Government support comes as welcome news for local meat processors

As smaller meat processing plants in Ontario start to feel the crunch of the pandemic, upper levels of government are lending a helping hand.

The governments of Ontario and Canada have introduced several different grants to help processors through the COVID-19 crisis. This includes investing over $2 million for the first stream of the Agri-Food Workplace Protection Program to go to provincially licensed meat processing plants. The Ontario Ministry of Agriculture, Food and Rural Affairs began accepting applications for the program on Tuesday.

Louis Roesch, owner of Roesch Meats and More in Kent Bridge, said the Workplace Protection Program is designed to implement new measures to protect against the virus.

"You can do different improvements on your plant structure in order to make it more COVID-19 safe, like distancing and things like that," he explained. "Anything that you can do to improve the safety and the health of your workers and your customers and the plant itself."

Roesch added that the funding is especially welcome news to the smaller meat processing plants in the province, that are dealing with unique struggles right now.

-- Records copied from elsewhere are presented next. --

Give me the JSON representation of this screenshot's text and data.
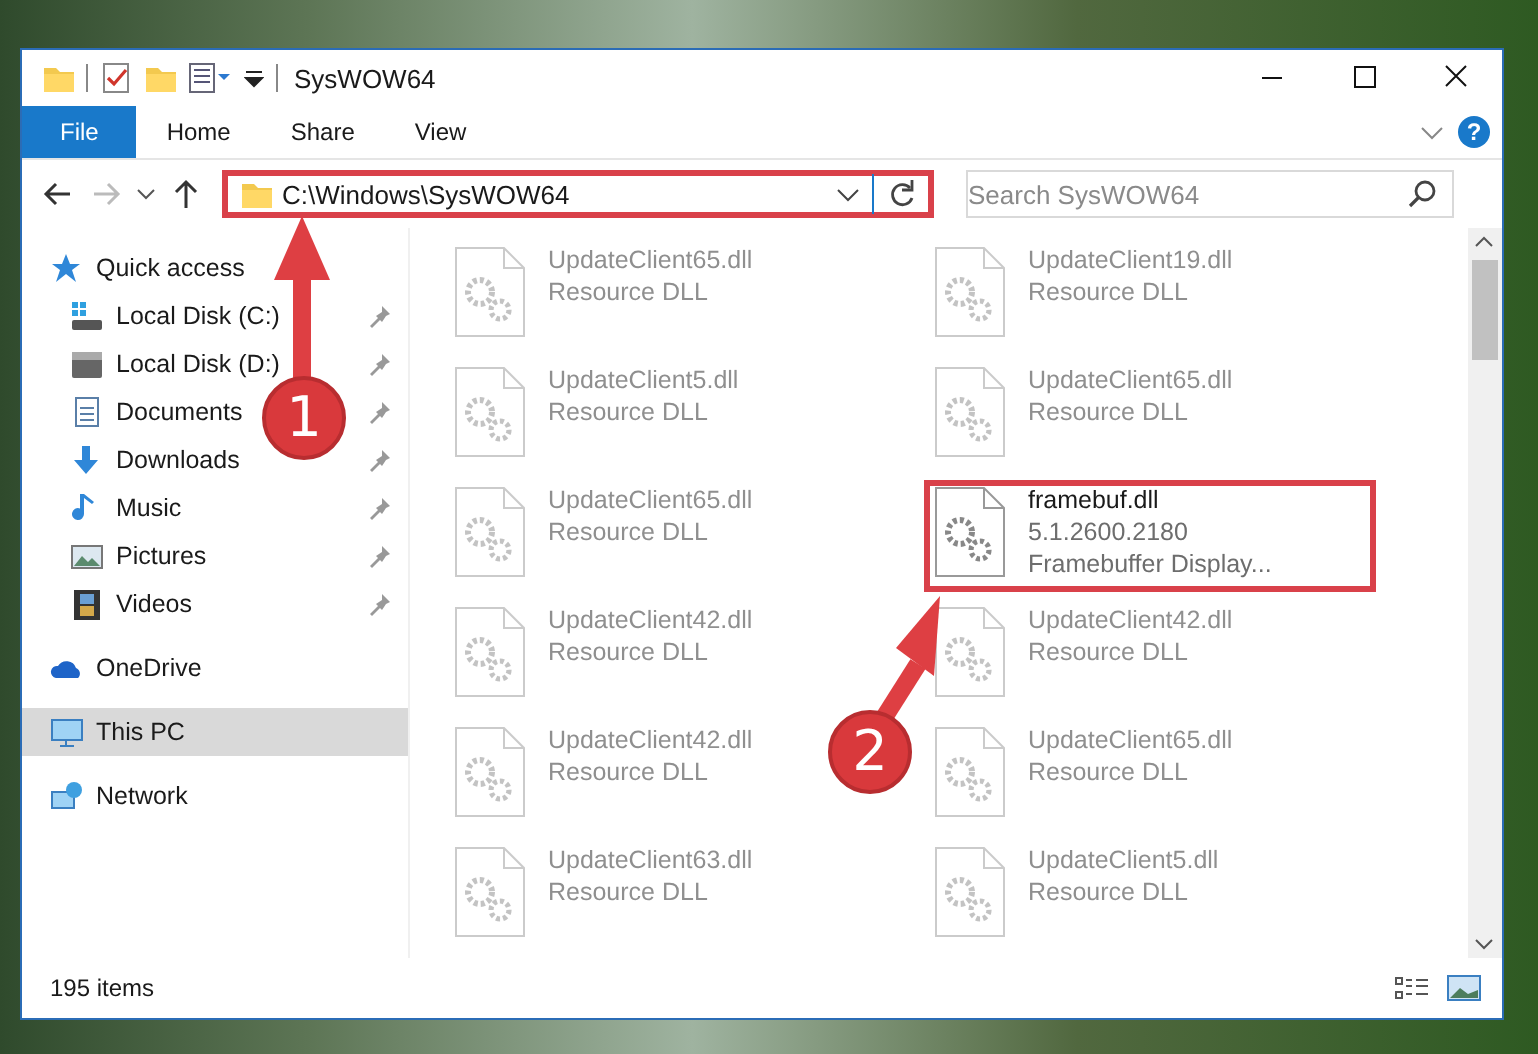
{
  "window": {
    "title": "SysWOW64"
  },
  "ribbon": {
    "tabs": [
      {
        "label": "File",
        "selected": true
      },
      {
        "label": "Home",
        "selected": false
      },
      {
        "label": "Share",
        "selected": false
      },
      {
        "label": "View",
        "selected": false
      }
    ],
    "help": "?"
  },
  "address": {
    "path": "C:\\Windows\\SysWOW64",
    "highlighted": true
  },
  "search": {
    "placeholder": "Search SysWOW64"
  },
  "sidebar": {
    "items": [
      {
        "label": "Quick access",
        "kind": "star",
        "selected": false,
        "children": [
          {
            "label": "Local Disk (C:)",
            "kind": "system-drive",
            "pinned": true,
            "selected": false
          },
          {
            "label": "Local Disk (D:)",
            "kind": "drive",
            "pinned": true,
            "selected": false
          },
          {
            "label": "Documents",
            "kind": "documents",
            "pinned": true,
            "selected": false
          },
          {
            "label": "Downloads",
            "kind": "downloads",
            "pinned": true,
            "selected": false
          },
          {
            "label": "Music",
            "kind": "music",
            "pinned": true,
            "selected": false
          },
          {
            "label": "Pictures",
            "kind": "pictures",
            "pinned": true,
            "selected": false
          },
          {
            "label": "Videos",
            "kind": "videos",
            "pinned": true,
            "selected": false
          }
        ]
      },
      {
        "label": "OneDrive",
        "kind": "cloud",
        "selected": false
      },
      {
        "label": "This PC",
        "kind": "pc",
        "selected": true
      },
      {
        "label": "Network",
        "kind": "network",
        "selected": false
      }
    ]
  },
  "files": [
    {
      "name": "UpdateClient65.dll",
      "details": [
        "Resource DLL"
      ],
      "faded": true,
      "highlighted": false
    },
    {
      "name": "UpdateClient19.dll",
      "details": [
        "Resource DLL"
      ],
      "faded": true,
      "highlighted": false
    },
    {
      "name": "UpdateClient5.dll",
      "details": [
        "Resource DLL"
      ],
      "faded": true,
      "highlighted": false
    },
    {
      "name": "UpdateClient65.dll",
      "details": [
        "Resource DLL"
      ],
      "faded": true,
      "highlighted": false
    },
    {
      "name": "UpdateClient65.dll",
      "details": [
        "Resource DLL"
      ],
      "faded": true,
      "highlighted": false
    },
    {
      "name": "framebuf.dll",
      "details": [
        "5.1.2600.2180",
        "Framebuffer Display..."
      ],
      "faded": false,
      "highlighted": true
    },
    {
      "name": "UpdateClient42.dll",
      "details": [
        "Resource DLL"
      ],
      "faded": true,
      "highlighted": false
    },
    {
      "name": "UpdateClient42.dll",
      "details": [
        "Resource DLL"
      ],
      "faded": true,
      "highlighted": false
    },
    {
      "name": "UpdateClient42.dll",
      "details": [
        "Resource DLL"
      ],
      "faded": true,
      "highlighted": false
    },
    {
      "name": "UpdateClient65.dll",
      "details": [
        "Resource DLL"
      ],
      "faded": true,
      "highlighted": false
    },
    {
      "name": "UpdateClient63.dll",
      "details": [
        "Resource DLL"
      ],
      "faded": true,
      "highlighted": false
    },
    {
      "name": "UpdateClient5.dll",
      "details": [
        "Resource DLL"
      ],
      "faded": true,
      "highlighted": false
    }
  ],
  "status_bar": {
    "count": "195 items"
  },
  "callouts": [
    {
      "number": "1"
    },
    {
      "number": "2"
    }
  ]
}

According to the Canadian Cattlemen's Association (CCA), employee outbreaks and reduced processing capabilities have resulted in a backlog of around 100,000 cattle that would otherwise be ready for market. The CCA estimates that the Canadian beef industry will lose at least half a billion dollars by June.

The JBS plant and Cargill plant, both in Alberta, have slowed down operations due to COVID-19. Together, these plants produce 70 per cent of Canada's federally inspected beef processing capabilities, according to the CCA.

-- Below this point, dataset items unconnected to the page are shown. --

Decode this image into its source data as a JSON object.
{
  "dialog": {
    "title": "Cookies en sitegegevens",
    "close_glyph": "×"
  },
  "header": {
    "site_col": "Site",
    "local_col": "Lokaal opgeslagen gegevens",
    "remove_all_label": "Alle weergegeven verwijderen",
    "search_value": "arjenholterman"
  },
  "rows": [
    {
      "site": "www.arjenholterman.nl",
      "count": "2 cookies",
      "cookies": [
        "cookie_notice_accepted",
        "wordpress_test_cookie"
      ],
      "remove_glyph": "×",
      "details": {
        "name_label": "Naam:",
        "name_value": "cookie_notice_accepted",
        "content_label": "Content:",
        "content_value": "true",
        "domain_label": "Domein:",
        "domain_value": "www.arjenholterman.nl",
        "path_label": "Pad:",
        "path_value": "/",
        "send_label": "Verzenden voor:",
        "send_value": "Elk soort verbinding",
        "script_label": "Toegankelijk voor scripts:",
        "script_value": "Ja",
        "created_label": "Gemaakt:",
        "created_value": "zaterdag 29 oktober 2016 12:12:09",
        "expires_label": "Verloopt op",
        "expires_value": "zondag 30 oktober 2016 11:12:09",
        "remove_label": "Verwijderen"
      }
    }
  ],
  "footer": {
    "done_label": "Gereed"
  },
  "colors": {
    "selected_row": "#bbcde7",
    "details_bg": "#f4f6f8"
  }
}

"The small plants have long been kind of left to the side and that's kind of the predicament that we're in right now," said Roesch. "You've got three of the largest plants controlling most of the meat processing in Canada. Small plants, we've been here for a long time and right now we're picking up a lot of the slack while those big plants are down. "

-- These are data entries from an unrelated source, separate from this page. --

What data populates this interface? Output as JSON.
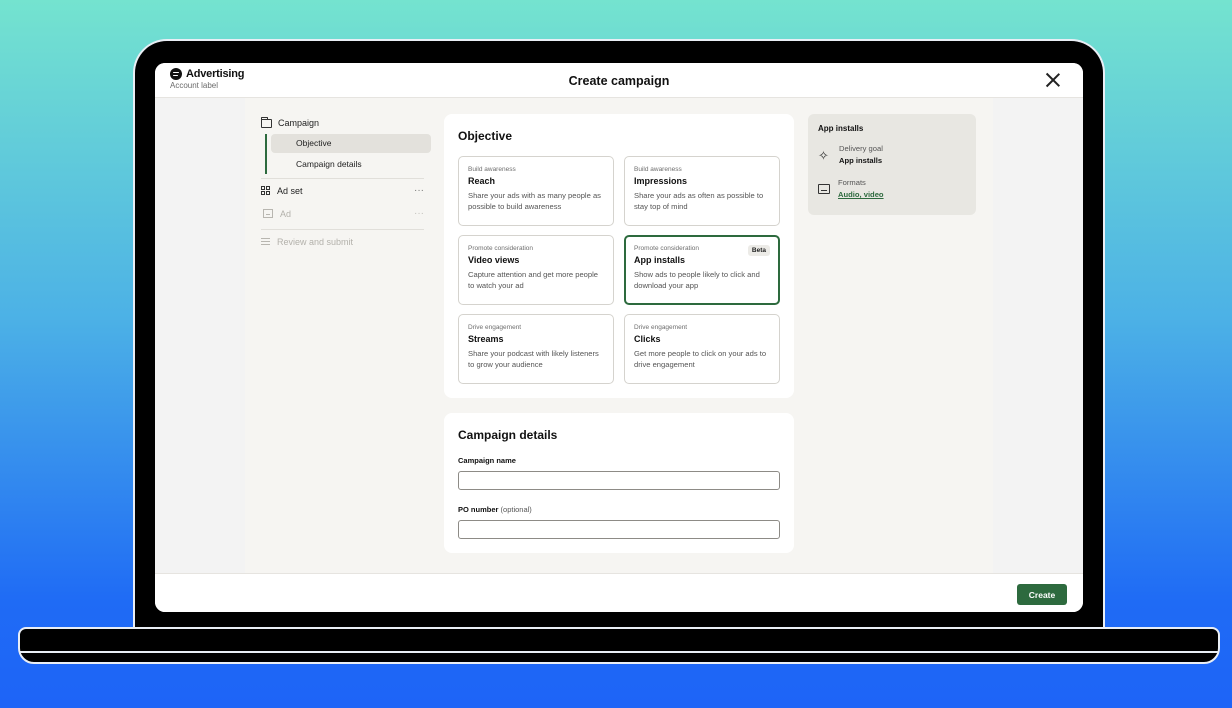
{
  "app": {
    "brand_name": "Advertising",
    "account_label": "Account label",
    "page_title": "Create campaign"
  },
  "nav": {
    "campaign": "Campaign",
    "sub_items": [
      "Objective",
      "Campaign details"
    ],
    "ad_set": "Ad set",
    "ad": "Ad",
    "review": "Review and submit",
    "more": "···"
  },
  "objective": {
    "title": "Objective",
    "cards": [
      {
        "kicker": "Build awareness",
        "title": "Reach",
        "desc": "Share your ads with as many people as possible to build awareness"
      },
      {
        "kicker": "Build awareness",
        "title": "Impressions",
        "desc": "Share your ads as often as possible to stay top of mind"
      },
      {
        "kicker": "Promote consideration",
        "title": "Video views",
        "desc": "Capture attention and get more people to watch your ad"
      },
      {
        "kicker": "Promote consideration",
        "title": "App installs",
        "desc": "Show ads to people likely to click and download your app",
        "badge": "Beta",
        "selected": true
      },
      {
        "kicker": "Drive engagement",
        "title": "Streams",
        "desc": "Share your podcast with likely listeners to grow your audience"
      },
      {
        "kicker": "Drive engagement",
        "title": "Clicks",
        "desc": "Get more people to click on your ads to drive engagement"
      }
    ]
  },
  "details": {
    "title": "Campaign details",
    "campaign_name_label": "Campaign name",
    "campaign_name_value": "",
    "po_label": "PO number",
    "po_optional": "(optional)",
    "po_value": ""
  },
  "summary": {
    "title": "App installs",
    "delivery_goal_label": "Delivery goal",
    "delivery_goal_value": "App installs",
    "formats_label": "Formats",
    "formats_value": "Audio, video"
  },
  "footer": {
    "create_label": "Create"
  },
  "colors": {
    "accent": "#2d6a3e",
    "selected_nav_bg": "#e3e1dc",
    "body_bg": "#f6f5f2"
  },
  "icons": [
    "spotify-logo-icon",
    "close-icon",
    "folder-icon",
    "grid-icon",
    "ad-icon",
    "list-icon",
    "sparkle-icon",
    "format-icon",
    "more-icon"
  ]
}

Roesch said the added pressure has been one of the biggest challenges during the pandemic, with no sense of when operations will return to normal.

"To find time to get everything done is part of it. Everybody is busy in the small plants, like to two, three times their normal business...there's no timelines, nobody knows where this is going to go in any way shape or form. It seems like you get things under control then another plant goes down," he said.

In the meantime, as small meat processors across Ontario take things day by day, Roesch said he's not only grateful for the support from the government but also from those in the community.

"At the small plants, we thank our customer base and appreciate their timeframe when they come that they understand that they have to be patient and wait in line in a lot of these plants in order to keep the social distancing," said Roesch. "We're serving as best we can across the province."